Water in Utah: Your water rates at work

By Linda Townes, Conservation Garden Park

An article on water rates written by a garden may seem odd, but because Conservation Garden Park is the child of Jordan Valley Water Conservancy District, we thought it would be helpful to explain some things about how water works in Utah: the cost of water, how you pay for it and what we can do to be better water stewards. If we want to sustain our quality of life, we must use water differently. 

How does the cost of our water compare?

If you’re on a fixed income, or if you watch your monthly water bill balloon into the hundreds every summer, you may be surprised to learn that compared to many states, water in Utah is cheap. Utah water providers can only charge what it costs to develop, treat and deliver the service – including things like quality assurance, maintenance and personnel.
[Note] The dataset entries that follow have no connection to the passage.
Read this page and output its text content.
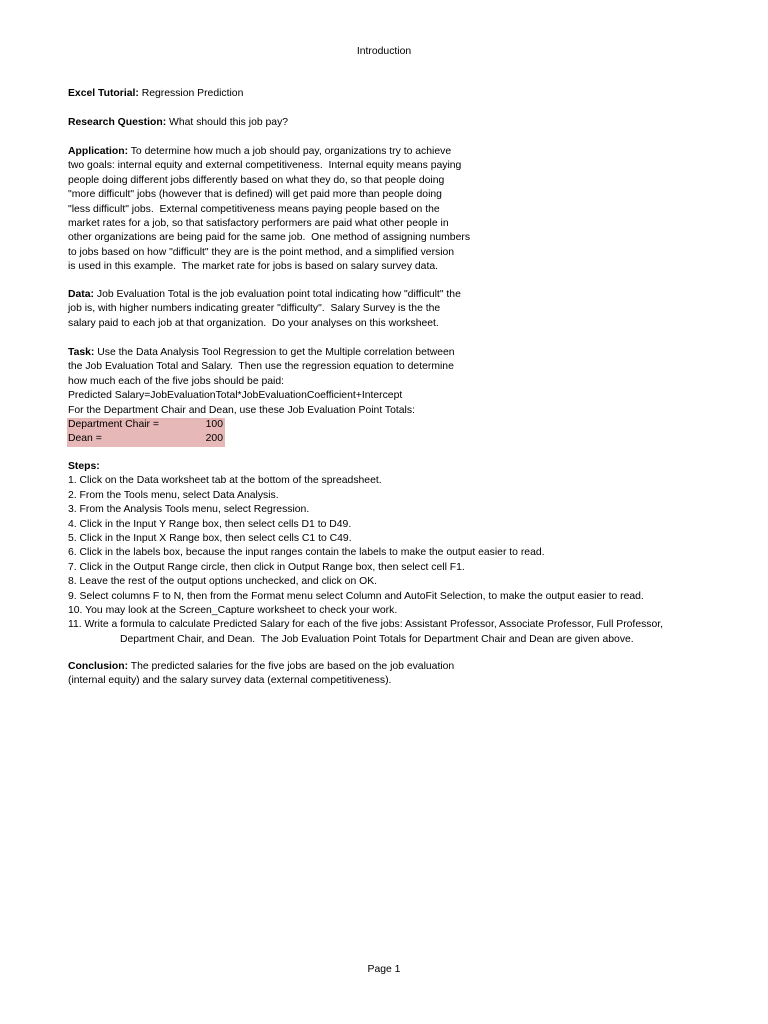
Introduction
Excel Tutorial: Regression Prediction
Research Question: What should this job pay?
Application: To determine how much a job should pay, organizations try to achieve
two goals: internal equity and external competitiveness.  Internal equity means paying
people doing different jobs differently based on what they do, so that people doing
"more difficult" jobs (however that is defined) will get paid more than people doing
"less difficult" jobs.  External competitiveness means paying people based on the
market rates for a job, so that satisfactory performers are paid what other people in
other organizations are being paid for the same job.  One method of assigning numbers
to jobs based on how "difficult" they are is the point method, and a simplified version
is used in this example.  The market rate for jobs is based on salary survey data.
Data: Job Evaluation Total is the job evaluation point total indicating how "difficult" the
job is, with higher numbers indicating greater "difficulty".  Salary Survey is the the
salary paid to each job at that organization.  Do your analyses on this worksheet.
Task: Use the Data Analysis Tool Regression to get the Multiple correlation between
the Job Evaluation Total and Salary.  Then use the regression equation to determine
how much each of the five jobs should be paid:
Predicted Salary=JobEvaluationTotal*JobEvaluationCoefficient+Intercept
For the Department Chair and Dean, use these Job Evaluation Point Totals:
Department Chair =	100
Dean =	200
Steps:
1. Click on the Data worksheet tab at the bottom of the spreadsheet.
2. From the Tools menu, select Data Analysis.
3. From the Analysis Tools menu, select Regression.
4. Click in the Input Y Range box, then select cells D1 to D49.
5. Click in the Input X Range box, then select cells C1 to C49.
6. Click in the labels box, because the input ranges contain the labels to make the output easier to read.
7. Click in the Output Range circle, then click in Output Range box, then select cell F1.
8. Leave the rest of the output options unchecked, and click on OK.
9. Select columns F to N, then from the Format menu select Column and AutoFit Selection, to make the output easier to read.
10. You may look at the Screen_Capture worksheet to check your work.
11. Write a formula to calculate Predicted Salary for each of the five jobs: Assistant Professor, Associate Professor, Full Professor,
Department Chair, and Dean.  The Job Evaluation Point Totals for Department Chair and Dean are given above.
Conclusion: The predicted salaries for the five jobs are based on the job evaluation
(internal equity) and the salary survey data (external competitiveness).
Page 1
And even though there are many components to delivering quality drinking water, the water itself is free. You could go down to the river and collect it yourself, but we recommend against it. Giardia, cryptosporidium and E.coli are not our friends, and they live in “raw” water. Processes and infrastructure used by water providers make all that free water safe to drink: and get it to your sprinkling system, and washing machine and soda manufacturer – you get the idea.

And even though there are many costs associated with the delivery of water, we benefit from a great cost-saving geological feature: mountains. Most of our drinking water originates in high elevations, which means we don’t often have to pump water from a low spot to somewhere higher. Utilizing gravity saves water providers a lot of money – a savings which is passed on to you. But the price of providing this precious resource continues to increase as water providers must get people to use less, and as new sources become increasingly distant.

How is it priced?

Your monthly bill is just part of how you pay for water. Property tax is another vital revenue source. Not only does it keep bonding rates low and create a steady revenue stream in times of low water use, it also pays for the enormous public good that most people don’t think about – like recreation, flood control, environmental support and fire protection. And those are just a few examples. Every time you enjoy recreating at a local reservoir, your property taxes are to thank.

Should things change?

The planning of our water forefathers has provided water users generous access to this most precious resource. Unfortunately, the federal government no longer supports water development projects in the West and water providers’ abilities to dam and divert rivers for the future is being challenged more and more. To meet the significant water needs in Utah, we all have room to become better water stewards. 

The biggest impact we can make is to change the way we landscape. That’s why Conservation Garden Park, and other demonstration gardens, are so important. We invite you to visit one this year to learn how you can make a change for yourself – and impact Utah’s future.